Das freut mich sehr Gabriele! 🙂 Herzlichen Dank fürs Nachbacken und für die tolle Bewertung. 🙂
Hach, ich warte sehnsüchtig auf diese Backform! Darin wird dann allerdings zuerst mal dein Zitronenkuchen mit Pistazien gebacken.
Hallo Malte, ja, auch ich muss sagen, dass solche tollen Fotos verboten gehören … diesen Marmorkuchen werde ich demnächst nachbacken, aber vorher gibt es die leckeren Fladen mit Kartoffeln … habe ich auf einem Weihnachtsmarkt probiert.
Ich lese sehr gerne deinen Blog und lass mich inspirieren … ab sofort werde ich mich öfters zu Wort melden, versprochen.
Liebe Grüße und ein gemütliches Wochenende
Hilde
Hallo Hilde,
vielen Dank für deinen lieben Kommentar, der mich wirklich sehr freut! 🙂 Es ist schön, dass mein Blog dich inspiriert und dir Freude macht. Ich habe in diesem Beitrag schon so viel schönes Feedback bekommen, das motiviert mich sehr und macht mich dankbar!
Ganz liebe Grüße, Malte
Hallo Malte. Die Fotos gehören schlichtweg verboten. Habe sie nämlich heute Morgen angeschaut. Und jetzt… Heißhunger auf Marmorkuchen!!!! 🙂 Gut kochen kann ich, aber ansonsten bin ich eine absolute „Back-Pfeife“. Jedes Mal, wenn ich einen Kuchen gebacken habe, ist irgend etwas in die Hose gegangen. — Ich habe eine Idee: Du backst einen für mich und schickst ihn mir per DHL, UPS oder oder. (Scherz am Rande.)

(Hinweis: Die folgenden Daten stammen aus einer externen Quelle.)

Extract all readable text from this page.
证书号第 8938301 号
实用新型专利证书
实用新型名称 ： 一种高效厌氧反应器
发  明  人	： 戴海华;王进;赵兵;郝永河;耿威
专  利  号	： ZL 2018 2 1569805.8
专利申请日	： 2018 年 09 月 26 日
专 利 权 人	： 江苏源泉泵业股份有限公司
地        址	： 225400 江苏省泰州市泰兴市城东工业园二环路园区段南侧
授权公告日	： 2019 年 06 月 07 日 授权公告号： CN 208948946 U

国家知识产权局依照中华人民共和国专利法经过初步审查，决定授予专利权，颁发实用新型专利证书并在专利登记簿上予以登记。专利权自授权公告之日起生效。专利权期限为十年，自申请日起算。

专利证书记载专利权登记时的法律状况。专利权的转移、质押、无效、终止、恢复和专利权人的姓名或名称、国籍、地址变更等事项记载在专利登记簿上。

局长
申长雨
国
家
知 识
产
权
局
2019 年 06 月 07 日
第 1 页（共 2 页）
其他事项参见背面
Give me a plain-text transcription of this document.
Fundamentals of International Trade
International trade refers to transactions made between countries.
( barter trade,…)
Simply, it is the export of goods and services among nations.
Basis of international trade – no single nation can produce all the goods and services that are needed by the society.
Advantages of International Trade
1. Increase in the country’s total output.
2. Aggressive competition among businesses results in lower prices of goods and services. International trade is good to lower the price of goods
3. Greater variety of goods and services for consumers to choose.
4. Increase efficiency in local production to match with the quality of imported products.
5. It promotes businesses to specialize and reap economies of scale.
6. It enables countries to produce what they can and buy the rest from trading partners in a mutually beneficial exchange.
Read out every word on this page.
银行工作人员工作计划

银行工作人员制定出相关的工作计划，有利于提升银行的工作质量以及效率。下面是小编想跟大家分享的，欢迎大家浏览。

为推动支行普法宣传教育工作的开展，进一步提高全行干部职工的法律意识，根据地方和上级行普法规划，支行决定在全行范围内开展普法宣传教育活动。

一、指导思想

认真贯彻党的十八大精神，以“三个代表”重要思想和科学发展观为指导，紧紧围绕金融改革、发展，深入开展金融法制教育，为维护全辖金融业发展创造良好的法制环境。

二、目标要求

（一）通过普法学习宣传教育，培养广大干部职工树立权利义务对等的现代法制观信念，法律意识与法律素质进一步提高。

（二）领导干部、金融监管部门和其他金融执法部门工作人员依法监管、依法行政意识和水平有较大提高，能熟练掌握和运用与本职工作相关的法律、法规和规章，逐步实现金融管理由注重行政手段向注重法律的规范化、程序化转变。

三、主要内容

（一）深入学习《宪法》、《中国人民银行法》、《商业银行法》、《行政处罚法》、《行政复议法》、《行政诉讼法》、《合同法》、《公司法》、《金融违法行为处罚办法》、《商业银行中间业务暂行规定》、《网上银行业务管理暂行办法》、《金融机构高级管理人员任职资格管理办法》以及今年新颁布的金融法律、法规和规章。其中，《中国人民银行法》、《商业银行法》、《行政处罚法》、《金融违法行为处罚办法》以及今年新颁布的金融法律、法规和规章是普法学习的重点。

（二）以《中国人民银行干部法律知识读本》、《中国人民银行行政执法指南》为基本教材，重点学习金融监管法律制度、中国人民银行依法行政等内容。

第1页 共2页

Nee, so schwierig klingt das Rezept nicht. Also werde ich (un)verdrossen mich wieder einmal ans Back-Werk machen. — Schönes Wochenende!
Hallo Barbara,
die Brieftaube ist unterwegs! 😀
Ich war auch nie der große Bäcker, aber das Geheimnis ist ein Ofenthermometer (dann funktionieren plötzlich auch die angegebenen Backzeiten) und das Durchhaltevermögen. 😀 Wenn etwas richtig schief geht, backe ich es am nächsten Tag erneut und gucke das es dieses Mal funktioniert. Und bis jetzt hat noch jeder Kuchen vor mir aufgegeben. 😀
Liebe Grüße, Malte
Ok. Malte… ich hab es sowieso schon länger geahnt… das Ofenthermometer.
Dann werd ich mir das mal zulegen. — Aber spitzfindig wie ich bin (:-): Meinst Du ein richtiges Backofenthermometer? (Es gibt ja auch noch die sog. Braten-Thermometer.) Ich denke, Du meinst das Backofen-„Gelöt“, richtig?
Denn ich will (D)einen Marmorkuchen, der danach wimmert und schreit, verspeist zu werden.
Ansonsten: Gute Woche.
Ich empfehle auf jeden Fall ein richtiges Backofenthermometer, das man in den Backofen (an die Streben) hängen kann. Seitdem ich Eines verwende, hat sich meine Zuneigung zum Backen wirklich vervielfacht. Mein Ofen hat im Schnitt rund 20 Grad weniger, als ich einstelle. Und wenn du etwas bei 180 Grad eine Stunde backen sollst und du backst es unbewusst eine Stunde bei 160 Grad, bringt dir das Ergebnis keine Freude. Ich liebe mein Backofenthermometer! 😀
Ich wünsche dir auf jeden Fall gutes Gelingen und auch ein schöne Woche!